A bag contains 5 pictures of Paris and 7 pictures of London. Determine whether the events of selecting the picture of London and another picture of London with replacement is independent or dependent. Then identify the indicated probability.
49/144
As long as there is replacement, the events are independent.
The probability of both/all events occurring is found by multiplying the probabilities of the individual events.
7/12 * 7/12 =
The events of selecting a picture of London and then selecting another picture of London with replacement are independent.
This is because when an event is independent, the outcome of one event does not affect the outcome of the other event. In this case, after selecting the first picture of London and replacing it back in the bag, the probability of selecting another picture of London remains the same.

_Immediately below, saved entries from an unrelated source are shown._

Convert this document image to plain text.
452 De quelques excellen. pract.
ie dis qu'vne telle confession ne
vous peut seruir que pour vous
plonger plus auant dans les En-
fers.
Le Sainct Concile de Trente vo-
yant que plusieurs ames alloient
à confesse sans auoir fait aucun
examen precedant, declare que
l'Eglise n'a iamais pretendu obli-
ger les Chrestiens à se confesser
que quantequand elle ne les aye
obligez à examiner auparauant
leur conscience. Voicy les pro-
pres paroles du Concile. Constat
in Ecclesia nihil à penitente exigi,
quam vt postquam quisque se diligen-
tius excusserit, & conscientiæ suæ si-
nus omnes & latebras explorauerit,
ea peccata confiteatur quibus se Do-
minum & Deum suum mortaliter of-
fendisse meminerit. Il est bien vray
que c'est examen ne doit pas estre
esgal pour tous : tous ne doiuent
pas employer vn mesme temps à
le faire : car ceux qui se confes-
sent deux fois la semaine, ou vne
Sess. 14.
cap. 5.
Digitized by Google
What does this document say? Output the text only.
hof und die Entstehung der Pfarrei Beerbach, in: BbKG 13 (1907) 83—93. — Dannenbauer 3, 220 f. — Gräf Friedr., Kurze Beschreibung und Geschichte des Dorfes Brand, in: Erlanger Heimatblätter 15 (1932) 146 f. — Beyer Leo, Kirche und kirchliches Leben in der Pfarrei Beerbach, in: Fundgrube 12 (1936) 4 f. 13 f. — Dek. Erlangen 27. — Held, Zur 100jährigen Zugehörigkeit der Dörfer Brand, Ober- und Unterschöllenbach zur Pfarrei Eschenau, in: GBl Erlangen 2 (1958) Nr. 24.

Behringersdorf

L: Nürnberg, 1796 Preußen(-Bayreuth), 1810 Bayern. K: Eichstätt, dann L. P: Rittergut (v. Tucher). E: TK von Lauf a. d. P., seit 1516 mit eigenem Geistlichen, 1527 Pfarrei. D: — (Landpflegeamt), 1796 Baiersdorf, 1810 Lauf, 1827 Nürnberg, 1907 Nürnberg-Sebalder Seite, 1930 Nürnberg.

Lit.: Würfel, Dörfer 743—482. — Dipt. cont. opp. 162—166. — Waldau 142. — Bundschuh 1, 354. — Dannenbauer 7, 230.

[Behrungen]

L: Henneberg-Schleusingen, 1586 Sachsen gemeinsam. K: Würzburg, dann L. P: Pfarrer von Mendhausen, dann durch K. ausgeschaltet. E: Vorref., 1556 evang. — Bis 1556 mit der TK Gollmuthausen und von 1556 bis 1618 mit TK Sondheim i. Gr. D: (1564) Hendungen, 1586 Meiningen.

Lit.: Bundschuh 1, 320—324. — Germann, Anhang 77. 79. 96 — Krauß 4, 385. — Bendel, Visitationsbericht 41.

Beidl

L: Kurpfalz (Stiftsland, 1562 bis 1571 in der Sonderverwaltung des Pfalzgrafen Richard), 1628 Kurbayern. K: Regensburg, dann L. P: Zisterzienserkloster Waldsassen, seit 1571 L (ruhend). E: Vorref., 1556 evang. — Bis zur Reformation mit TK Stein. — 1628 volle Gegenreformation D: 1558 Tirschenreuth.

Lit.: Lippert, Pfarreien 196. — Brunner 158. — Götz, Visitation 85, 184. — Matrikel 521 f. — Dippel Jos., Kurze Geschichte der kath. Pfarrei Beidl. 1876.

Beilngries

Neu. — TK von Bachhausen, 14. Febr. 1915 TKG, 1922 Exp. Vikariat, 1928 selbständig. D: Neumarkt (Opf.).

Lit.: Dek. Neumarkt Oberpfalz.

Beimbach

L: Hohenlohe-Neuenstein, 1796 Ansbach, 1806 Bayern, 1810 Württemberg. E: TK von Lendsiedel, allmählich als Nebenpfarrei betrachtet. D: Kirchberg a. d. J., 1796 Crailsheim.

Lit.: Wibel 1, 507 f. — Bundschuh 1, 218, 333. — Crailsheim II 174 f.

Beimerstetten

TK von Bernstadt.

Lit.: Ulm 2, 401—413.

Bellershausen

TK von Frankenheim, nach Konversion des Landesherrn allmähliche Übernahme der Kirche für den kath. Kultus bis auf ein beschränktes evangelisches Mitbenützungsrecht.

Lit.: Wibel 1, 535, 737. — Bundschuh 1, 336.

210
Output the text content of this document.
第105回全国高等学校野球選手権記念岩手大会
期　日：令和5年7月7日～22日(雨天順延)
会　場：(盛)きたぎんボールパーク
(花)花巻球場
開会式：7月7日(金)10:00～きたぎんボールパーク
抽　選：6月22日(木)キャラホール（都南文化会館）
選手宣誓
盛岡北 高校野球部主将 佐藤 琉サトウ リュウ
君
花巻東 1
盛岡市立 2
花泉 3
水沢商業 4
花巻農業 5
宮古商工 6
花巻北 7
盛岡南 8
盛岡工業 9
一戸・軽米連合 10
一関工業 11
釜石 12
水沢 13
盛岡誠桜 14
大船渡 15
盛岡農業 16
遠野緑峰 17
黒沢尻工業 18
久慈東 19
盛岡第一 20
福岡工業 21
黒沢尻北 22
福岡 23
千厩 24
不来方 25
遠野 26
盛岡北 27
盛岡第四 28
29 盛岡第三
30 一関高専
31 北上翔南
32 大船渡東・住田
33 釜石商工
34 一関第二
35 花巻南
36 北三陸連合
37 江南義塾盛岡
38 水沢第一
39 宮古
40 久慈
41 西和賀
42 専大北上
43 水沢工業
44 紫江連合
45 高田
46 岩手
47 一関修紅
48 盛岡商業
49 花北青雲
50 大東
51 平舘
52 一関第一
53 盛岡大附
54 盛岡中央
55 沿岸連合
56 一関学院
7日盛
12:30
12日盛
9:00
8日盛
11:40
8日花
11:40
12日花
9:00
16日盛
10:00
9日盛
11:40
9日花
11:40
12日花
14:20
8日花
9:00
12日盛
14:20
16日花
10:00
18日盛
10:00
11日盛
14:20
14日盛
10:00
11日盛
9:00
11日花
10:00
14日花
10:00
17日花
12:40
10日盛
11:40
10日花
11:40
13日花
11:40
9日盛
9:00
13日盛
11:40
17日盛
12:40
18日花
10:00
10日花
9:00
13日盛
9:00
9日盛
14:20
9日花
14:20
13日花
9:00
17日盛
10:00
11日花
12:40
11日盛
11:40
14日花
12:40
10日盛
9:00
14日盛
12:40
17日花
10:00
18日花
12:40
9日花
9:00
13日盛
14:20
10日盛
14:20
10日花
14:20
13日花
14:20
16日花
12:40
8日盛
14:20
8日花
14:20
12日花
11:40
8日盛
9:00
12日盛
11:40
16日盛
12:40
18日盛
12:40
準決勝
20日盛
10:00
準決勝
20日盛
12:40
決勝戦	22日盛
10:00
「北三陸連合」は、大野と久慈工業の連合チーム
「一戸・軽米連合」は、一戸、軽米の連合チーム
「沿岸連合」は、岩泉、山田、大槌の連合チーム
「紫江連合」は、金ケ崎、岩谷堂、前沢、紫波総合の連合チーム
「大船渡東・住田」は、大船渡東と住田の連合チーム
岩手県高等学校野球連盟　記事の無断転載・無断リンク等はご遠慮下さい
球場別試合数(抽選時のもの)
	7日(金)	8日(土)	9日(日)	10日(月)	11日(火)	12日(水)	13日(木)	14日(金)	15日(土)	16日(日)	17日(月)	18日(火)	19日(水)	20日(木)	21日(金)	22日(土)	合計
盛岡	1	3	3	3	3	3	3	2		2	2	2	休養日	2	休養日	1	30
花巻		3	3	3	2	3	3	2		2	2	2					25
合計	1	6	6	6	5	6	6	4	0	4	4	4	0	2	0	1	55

To identify the indicated probability, we need the total number of pictures in the bag. In this case, the bag contains 5 pictures of Paris and 7 pictures of London, so the total number of pictures is 5 + 7 = 12.
The probability of selecting a picture of London is 7 out of 12, or 7/12.
Since the events are independent, the probability of selecting another picture of London with replacement is also 7/12.
To determine whether the events of selecting a picture of London and another picture of London with replacement is independent or dependent, we need to consider if the outcome of the first event affects the outcome of the second event.
In this case, since we are replacing the picture after each selection, the probability of selecting a London picture on the second draw is unchanged. Therefore, the two events are independent.
To identify the indicated probability, we need to know what exactly is being asked. Please provide more information about the specific probability you are referring to.